O halde hemen ikinci soru sorulabilir: Bunu en çok kim(ler) isteyebilir?..
Hükümet bu soruların tamamını sormuş ve farklı senaryolar üzerine çoktan çalışmıştır…
Dilerseniz, empati kurmak adına zihnimizde bir de iktidarla muhalefetin yerini süratle değiştiriverelim. Muhalefet iktidarda olsa ve diyelim ki, Sayın Kılıçdaroğlu'nun Başbakan, Sayın Bahçeli'nin Başbakan Vekili ve örneğin CHP Adana Milletvekili Sayın Faruk Loğoğlu'nun Dışişleri Bakanı olduğu (Muharrem İnce İçişleri Bakanı, Süheyl Batum Adalet Bakanı, Oktay Vural güvenlikten sorumlu Başbakan Yardımcısı) bir dönemde Suriye kriziyle karşı karşıya kalsaydık?
'O zaman Reyhanlı saldırısı olmazdı ki!' diyen fanatikleri ciddiye almayıp bir kenara bırakırsak, bir koalisyon hükümetinin de tecavüzden kaçan Suriyeli vatandaşları ölüme terketmesinin teorik olarak mümkün olamayacağını herhalde söyleyebiliriz...
'Ne ABD ne de İran. Bağımsız Türkiye!' sloganıyla fırtınalı okyanusta sörf yapabilmesinin pek akıl kârı olamayacağını da sözlerimize ekleyebiliriz herhalde…
Reyhanlı saldırısının CHP hükümeti döneminde olamayacağını varsayacak kadar gerçekçilikten uzak bir politik hayal gücünün nasıl 'bağımsızlıkçı' olabileceğini anlamak mümkün mü? Bağımsızlıkçı tutumun suya sabuna dokunmamakla nasıl bir alâkası olabilir acaba? Ortadoğu'nun şekillendirilmesi sürecinde, ekonomide olduğu gibi dış politikada da etkin bir ülke olmak yerine, müfredat dışına milim çıkmamayı 'onurlu olmak' zanneden Bekçi Murtaza kafasıyla memlekete yararlı olunup olunmayacağını sorgulamak gerek.
'Anne ben ne iş yapıyorum?'
Youth Republic, bir gençlik ajansı. Hazırladıkları 'Anneler Günü' filmini mutlaka internetten seyredin. Çocuklarımızla aramızdaki dağları görmek için. Çok sevimli bir uzaklık aslında bu mesafe... Biraz da bir Türkiye manzarası... Zamanın hızı ve ruhu (Zeitgeist), çocuklarımızı bizlerden çok uzak bir yerlere savurmuş gibi. Aynı evde yaşasak ya da sık sık görüşsek bile bu kavramsal mesafeler aramızda hep var olacak.
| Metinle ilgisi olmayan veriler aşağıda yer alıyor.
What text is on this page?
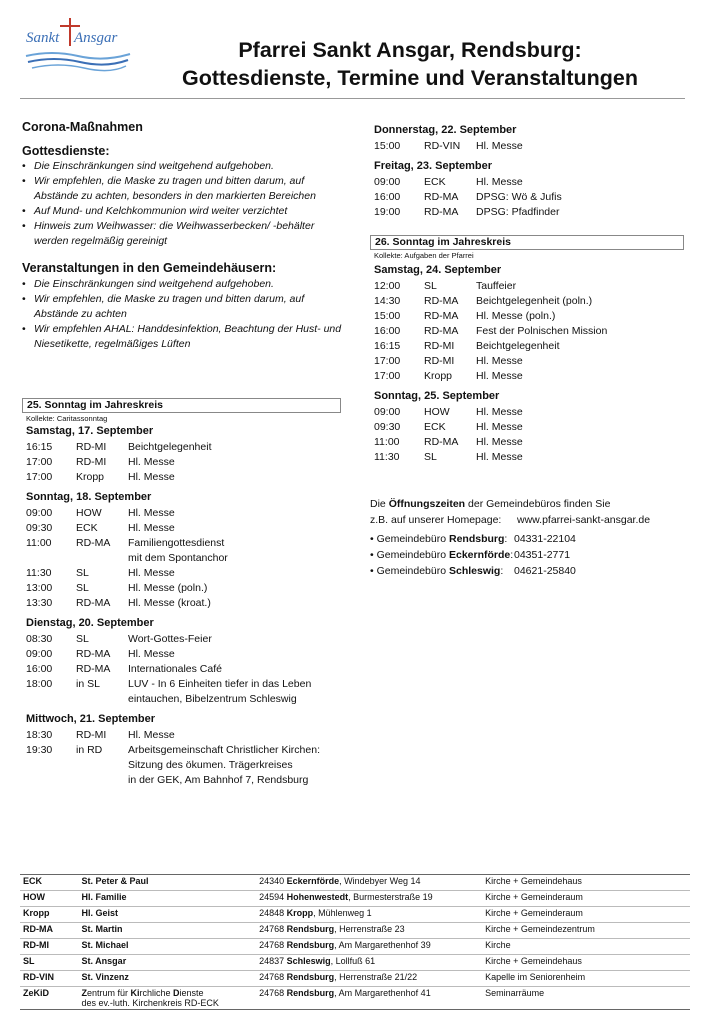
Sankt Ansgar	Pfarrei Sankt Ansgar, Rendsburg:
Gottesdienste, Termine und Veranstaltungen
Corona-Maßnahmen
Gottesdienste:
• Die Einschränkungen sind weitgehend aufgehoben.
• Wir empfehlen, die Maske zu tragen und bitten darum, auf Abstände zu achten, besonders in den markierten Bereichen
• Auf Mund- und Kelchkommunion wird weiter verzichtet
• Hinweis zum Weihwasser: die Weihwasserbecken/ -behälter werden regelmäßig gereinigt
Veranstaltungen in den Gemeindehäusern:
• Die Einschränkungen sind weitgehend aufgehoben.
• Wir empfehlen, die Maske zu tragen und bitten darum, auf Abstände zu achten
• Wir empfehlen AHAL: Handdesinfektion, Beachtung der Hust- und Niesetikette, regelmäßiges Lüften
25. Sonntag im Jahreskreis
Kollekte: Caritassonntag
Samstag, 17. September
16:15 RD-MI Beichtgelegenheit
17:00 RD-MI Hl. Messe
17:00 Kropp Hl. Messe
Sonntag, 18. September
09:00 HOW	Hl. Messe
09:30 ECK	Hl. Messe
11:00 RD-MA Familiengottesdienst
mit dem Spontanchor
11:30 SL	Hl. Messe
13:00 SL	Hl. Messe (poln.)
13:30 RD-MA Hl. Messe (kroat.)
Dienstag, 20. September
08:30 SL	Wort-Gottes-Feier
09:00 RD-MA Hl. Messe
16:00 RD-MA Internationales Café
18:00 in SL	LUV - In 6 Einheiten tiefer in das Leben
eintauchen, Bibelzentrum Schleswig
Mittwoch, 21. September
18:30 RD-MI Hl. Messe
19:30 in RD Arbeitsgemeinschaft Christlicher Kirchen:
Sitzung des ökumen. Trägerkreises
in der GEK, Am Bahnhof 7, Rendsburg
Donnerstag, 22. September
15:00 RD-VIN Hl. Messe
Freitag, 23. September
09:00 ECK	Hl. Messe
16:00 RD-MA DPSG: Wö & Jufis
19:00 RD-MA DPSG: Pfadfinder
26. Sonntag im Jahreskreis
Kollekte: Aufgaben der Pfarrei
Samstag, 24. September
12:00 SL	Tauffeier
14:30 RD-MA Beichtgelegenheit (poln.)
15:00 RD-MA Hl. Messe (poln.)
16:00 RD-MA Fest der Polnischen Mission
16:15 RD-MI Beichtgelegenheit
17:00 RD-MI Hl. Messe
17:00 Kropp Hl. Messe
Sonntag, 25. September
09:00 HOW	Hl. Messe
09:30 ECK	Hl. Messe
11:00 RD-MA Hl. Messe
11:30 SL	Hl. Messe
Die Öffnungszeiten der Gemeindebüros finden Sie
z.B. auf unserer Homepage: www.pfarrei-sankt-ansgar.de
• Gemeindebüro Rendsburg: 04331-22104
• Gemeindebüro Eckernförde: 04351-2771
• Gemeindebüro Schleswig: 04621-25840
ECK	St. Peter & Paul	24340 Eckernförde, Windebyer Weg 14	Kirche + Gemeindehaus
HOW	Hl. Familie	24594 Hohenwestedt, Burmesterstraße 19	Kirche + Gemeinderaum
Kropp	Hl. Geist	24848 Kropp, Mühlenweg 1	Kirche + Gemeinderaum
RD-MA	St. Martin	24768 Rendsburg, Herrenstraße 23	Kirche + Gemeindezentrum
RD-MI	St. Michael	24768 Rendsburg, Am Margarethenhof 39	Kirche
SL	St. Ansgar	24837 Schleswig, Lollfuß 61	Kirche + Gemeindehaus
RD-VIN	St. Vinzenz	24768 Rendsburg, Herrenstraße 21/22	Kapelle im Seniorenheim
ZeKiD	Zentrum für Kirchliche Dienste
des ev.-luth. Kirchenkreis RD-ECK	24768 Rendsburg, Am Margarethenhof 41	Seminarräume
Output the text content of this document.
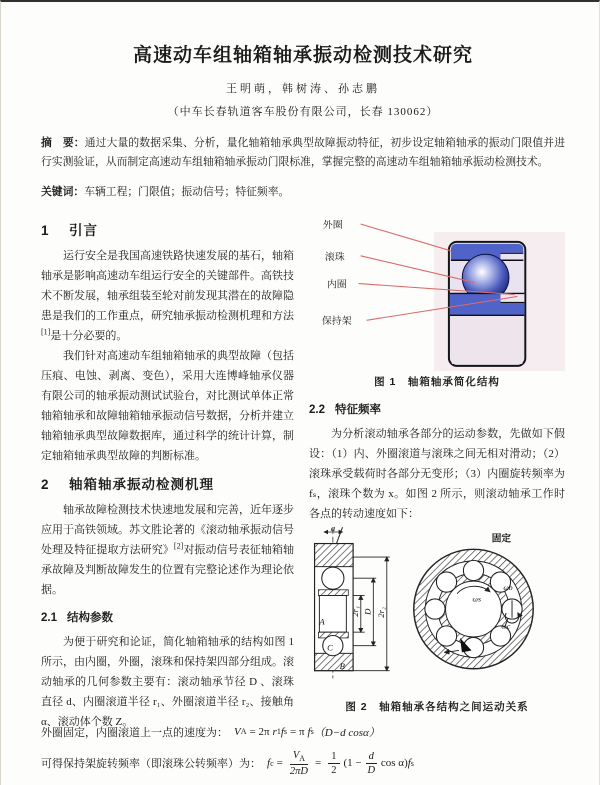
高速动车组轴箱轴承振动检测技术研究
王明萌，韩树涛、孙志鹏
（中车长春轨道客车股份有限公司，长春 130062）

摘　要：通过大量的数据采集、分析，量化轴箱轴承典型故障振动特征，初步设定轴箱轴承的振动门限值并进行实测验证，从而制定高速动车组轴箱轴承振动门限标准，掌握完整的高速动车组轴箱轴承振动检测技术。

关键词：车辆工程；门限值；振动信号；特征频率。

1	引言

运行安全是我国高速铁路快速发展的基石，轴箱轴承是影响高速动车组运行安全的关键部件。高铁技术不断发展，轴承组装至轮对前发现其潜在的故障隐患是我们的工作重点，研究轴承振动检测机理和方法[1]是十分必要的。

我们针对高速动车组轴箱轴承的典型故障（包括压痕、电蚀、剥离、变色），采用大连博峰轴承仪器有限公司的轴承振动测试试验台，对比测试单体正常轴箱轴承和故障轴箱轴承振动信号数据，分析并建立轴箱轴承典型故障数据库，通过科学的统计计算，制定轴箱轴承典型故障的判断标准。

2	轴箱轴承振动检测机理

轴承故障检测技术快速地发展和完善，近年逐步应用于高铁领域。苏文胜论著的《滚动轴承振动信号处理及特征提取方法研究》[2]对振动信号表征轴箱轴承故障及判断故障发生的位置有完整论述作为理论依据。

2.1 结构参数

为便于研究和论证，简化轴箱轴承的结构如图 1 所示，由内圈，外圈，滚珠和保持架四部分组成。滚动轴承的几何参数主要有：滚动轴承节径 D 、滚珠直径 d、内圈滚道半径 r₁、外圈滚道半径 r₂、接触角 α、滚动体个数 Z。

外圈
滚珠
内圈
保持架
图 1　轴箱轴承简化结构
2.2 特征频率

为分析滚动轴承各部分的运动参数，先做如下假设：（1）内、外圈滚道与滚珠之间无相对滑动；（2）滚珠承受载荷时各部分无变形；（3）内圈旋转频率为 fₛ，滚珠个数为 x。如图 2 所示，则滚动轴承工作时各点的转动速度如下：

a
A
C
B
2r₁ D 2r₂
ωs
ωb
ωc
固定
图 2　轴箱轴承各结构之间运动关系
外圈固定，内圈滚道上一点的速度为： V A = 2π r 1 f s = π f s （D−d cosα）
可得保持架旋转频率（即滚珠公转频率）为： f $c = \frac{V_A}{2\pi D} = \frac{1}{2} (1 - \frac{d}{D}$ cos α) f s
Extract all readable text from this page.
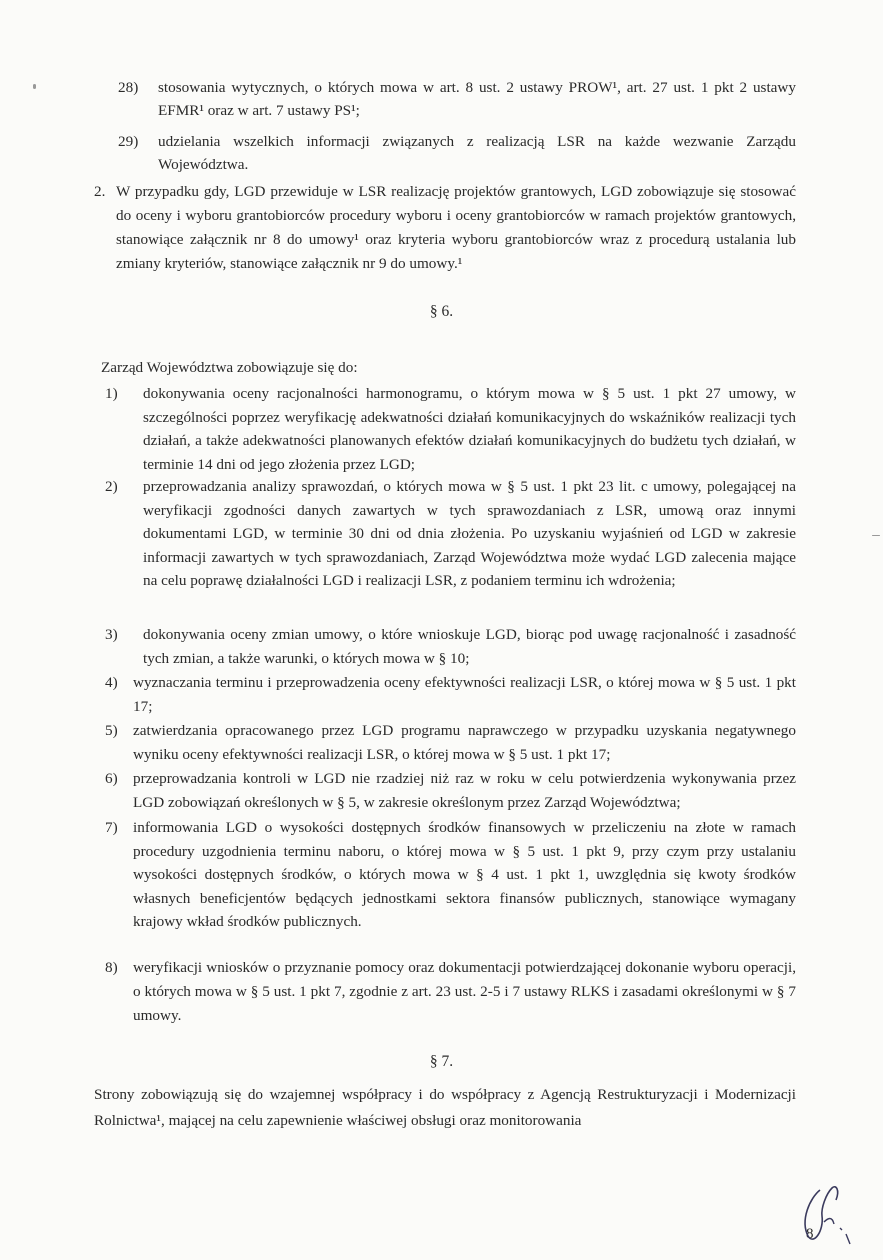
28)	stosowania wytycznych, o których mowa w art. 8 ust. 2 ustawy PROW¹, art. 27 ust. 1 pkt 2 ustawy EFMR¹ oraz w art. 7 ustawy PS¹;
29)	udzielania wszelkich informacji związanych z realizacją LSR na każde wezwanie Zarządu Województwa.
2. W przypadku gdy, LGD przewiduje w LSR realizację projektów grantowych, LGD zobowiązuje się stosować do oceny i wyboru grantobiorców procedury wyboru i oceny grantobiorców w ramach projektów grantowych, stanowiące załącznik nr 8 do umowy¹ oraz kryteria wyboru grantobiorców wraz z procedurą ustalania lub zmiany kryteriów, stanowiące załącznik nr 9 do umowy.¹
§ 6.
Zarząd Województwa zobowiązuje się do:
1)	dokonywania oceny racjonalności harmonogramu, o którym mowa w § 5 ust. 1 pkt 27 umowy, w szczególności poprzez weryfikację adekwatności działań komunikacyjnych do wskaźników realizacji tych działań, a także adekwatności planowanych efektów działań komunikacyjnych do budżetu tych działań, w terminie 14 dni od jego złożenia przez LGD;
2)	przeprowadzania analizy sprawozdań, o których mowa w § 5 ust. 1 pkt 23 lit. c umowy, polegającej na weryfikacji zgodności danych zawartych w tych sprawozdaniach z LSR, umową oraz innymi dokumentami LGD, w terminie 30 dni od dnia złożenia. Po uzyskaniu wyjaśnień od LGD w zakresie informacji zawartych w tych sprawozdaniach, Zarząd Województwa może wydać LGD zalecenia mające na celu poprawę działalności LGD i realizacji LSR, z podaniem terminu ich wdrożenia;
3)	dokonywania oceny zmian umowy, o które wnioskuje LGD, biorąc pod uwagę racjonalność i zasadność tych zmian, a także warunki, o których mowa w § 10;
4)	wyznaczania terminu i przeprowadzenia oceny efektywności realizacji LSR, o której mowa w § 5 ust. 1 pkt 17;
5)	zatwierdzania opracowanego przez LGD programu naprawczego w przypadku uzyskania negatywnego wyniku oceny efektywności realizacji LSR, o której mowa w § 5 ust. 1 pkt 17;
6)	przeprowadzania kontroli w LGD nie rzadziej niż raz w roku w celu potwierdzenia wykonywania przez LGD zobowiązań określonych w § 5, w zakresie określonym przez Zarząd Województwa;
7)	informowania LGD o wysokości dostępnych środków finansowych w przeliczeniu na złote w ramach procedury uzgodnienia terminu naboru, o której mowa w § 5 ust. 1 pkt 9, przy czym przy ustalaniu wysokości dostępnych środków, o których mowa w § 4 ust. 1 pkt 1, uwzględnia się kwoty środków własnych beneficjentów będących jednostkami sektora finansów publicznych, stanowiące wymagany krajowy wkład środków publicznych.
8)	weryfikacji wniosków o przyznanie pomocy oraz dokumentacji potwierdzającej dokonanie wyboru operacji, o których mowa w § 5 ust. 1 pkt 7, zgodnie z art. 23 ust. 2-5 i 7 ustawy RLKS i zasadami określonymi w § 7 umowy.
§ 7.
Strony zobowiązują się do wzajemnej współpracy i do współpracy z Agencją Restrukturyzacji i Modernizacji Rolnictwa¹, mającej na celu zapewnienie właściwej obsługi oraz monitorowania
8
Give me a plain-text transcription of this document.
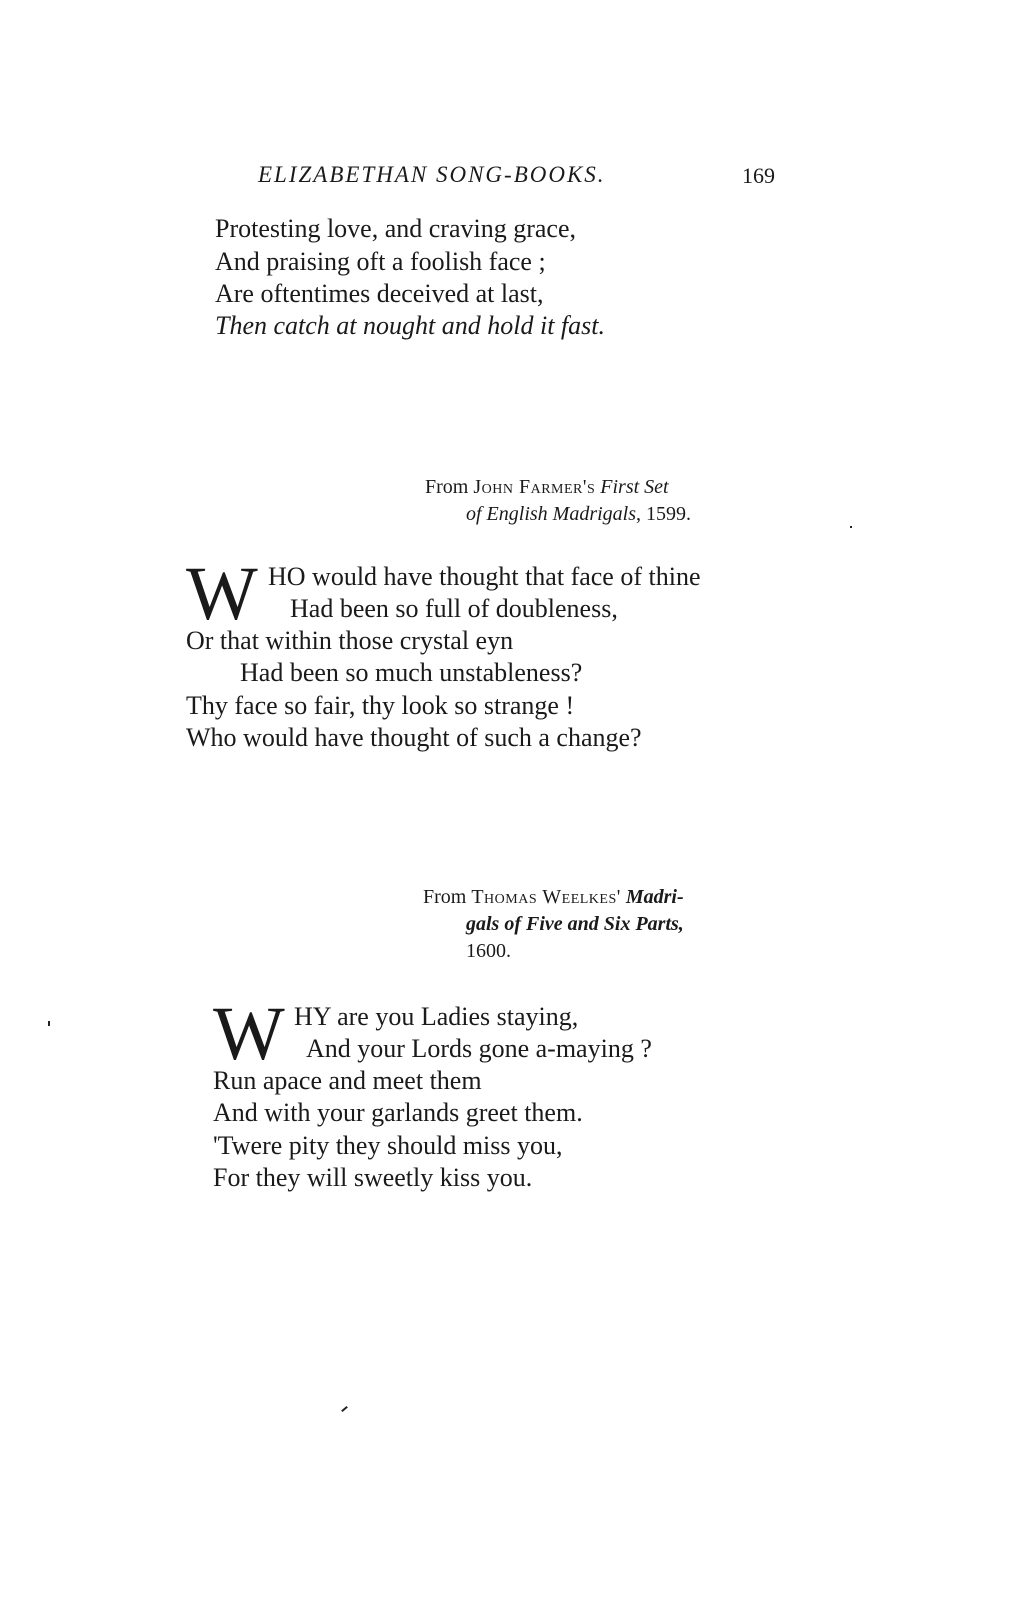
ELIZABETHAN SONG-BOOKS.	169
Protesting love, and craving grace,
And praising oft a foolish face ;
Are oftentimes deceived at last,
Then catch at nought and hold it fast.
From John Farmer's First Set
of English Madrigals, 1599.
W HO would have thought that face of thine
Had been so full of doubleness,
Or that within those crystal eyn
Had been so much unstableness?
Thy face so fair, thy look so strange !
Who would have thought of such a change?
From Thomas Weelkes' Madri-
gals of Five and Six Parts,
1600.
W HY are you Ladies staying,
And your Lords gone a-maying ?
Run apace and meet them
And with your garlands greet them.
'Twere pity they should miss you,
For they will sweetly kiss you.
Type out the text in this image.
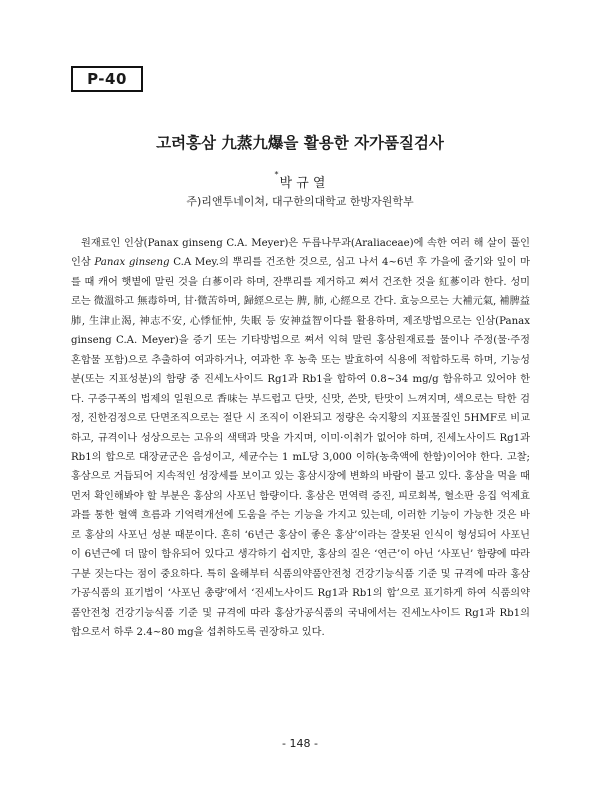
P-40
고려홍삼 九蒸九爆을 활용한 자가품질검사
*박 규 열
주)리앤투네이쳐, 대구한의대학교 한방자원학부

원재료인 인삼(Panax ginseng C.A. Meyer)은 두릅나무과(Araliaceae)에 속한 여러 해 살이 풀인 인삼 Panax ginseng C.A Mey.의 뿌리를 건조한 것으로, 심고 나서 4~6년 후 가을에 줄기와 잎이 마를 때 캐어 햇볕에 말린 것을 白蔘이라 하며, 잔뿌리를 제거하고 쪄서 건조한 것을 紅蔘이라 한다. 성미로는 微溫하고 無毒하며, 甘·微苦하며, 歸經으로는 脾, 肺, 心經으로 간다. 효능으로는 大補元氣, 補脾益肺, 生津止渴, 神志不安, 心悸怔忡, 失眠 등 安神益智이다를 활용하며, 제조방법으로는 인삼(Panax ginseng C.A. Meyer)을 증기 또는 기타방법으로 쪄서 익혀 말린 홍삼원재료를 물이나 주정(물·주정 혼합물 포함)으로 추출하여 여과하거나, 여과한 후 농축 또는 발효하여 식용에 적합하도록 하며, 기능성분(또는 지표성분)의 함량 중 진세노사이드 Rg1과 Rb1을 합하여 0.8~34 mg/g 함유하고 있어야 한다. 구증구폭의 법제의 일원으로 香味는 부드럽고 단맛, 신맛, 쓴맛, 탄맛이 느껴지며, 색으로는 탁한 검정, 진한검정으로 단면조직으로는 절단 시 조직이 이완되고 정량은 숙지황의 지표물질인 5HMF로 비교하고, 규격이나 성상으로는 고유의 색택과 맛을 가지며, 이미·이취가 없어야 하며, 진세노사이드 Rg1과 Rb1의 합으로 대장균군은 음성이고, 세균수는 1 mL당 3,000 이하(농축액에 한함)이어야 한다. 고찰; 홍삼으로 거듭되어 지속적인 성장세를 보이고 있는 홍삼시장에 변화의 바람이 불고 있다. 홍삼을 먹을 때 먼저 확인해봐야 할 부분은 홍삼의 사포닌 함량이다. 홍삼은 면역력 증진, 피로회복, 혈소판 응집 억제효과를 통한 혈액 흐름과 기억력개선에 도움을 주는 기능을 가지고 있는데, 이러한 기능이 가능한 것은 바로 홍삼의 사포닌 성분 때문이다. 흔히 ‘6년근 홍삼이 좋은 홍삼’이라는 잘못된 인식이 형성되어 사포닌이 6년근에 더 많이 함유되어 있다고 생각하기 쉽지만, 홍삼의 질은 ‘연근’이 아닌 ‘사포닌’ 함량에 따라 구분 짓는다는 점이 중요하다. 특히 올해부터 식품의약품안전청 건강기능식품 기준 및 규격에 따라 홍삼가공식품의 표기법이 ‘사포닌 총량’에서 ‘진세노사이드 Rg1과 Rb1의 합’으로 표기하게 하여 식품의약품안전청 건강기능식품 기준 및 규격에 따라 홍삼가공식품의 국내에서는 진세노사이드 Rg1과 Rb1의 합으로서 하루 2.4~80 mg을 섭취하도록 권장하고 있다.

- 148 -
Ajansın çalışanları annelerini telefonla arayarak 'Anne ben ne iş yapıyorum?' diye sormuşlar. Aldıkları yanıtlar muhteşem. Artdirektör, metin yazarı, sosyal medya uzmanı gibi net mesleklerden söz etmiyor anneler... Bakın çocuklarının sorusuna nasıl yanıt veriyorlar:
-Grafiklerin iç yüzünü yapıyorsun.
-Sosyal medya çok şey bugünlerde. Firmalar akıyor.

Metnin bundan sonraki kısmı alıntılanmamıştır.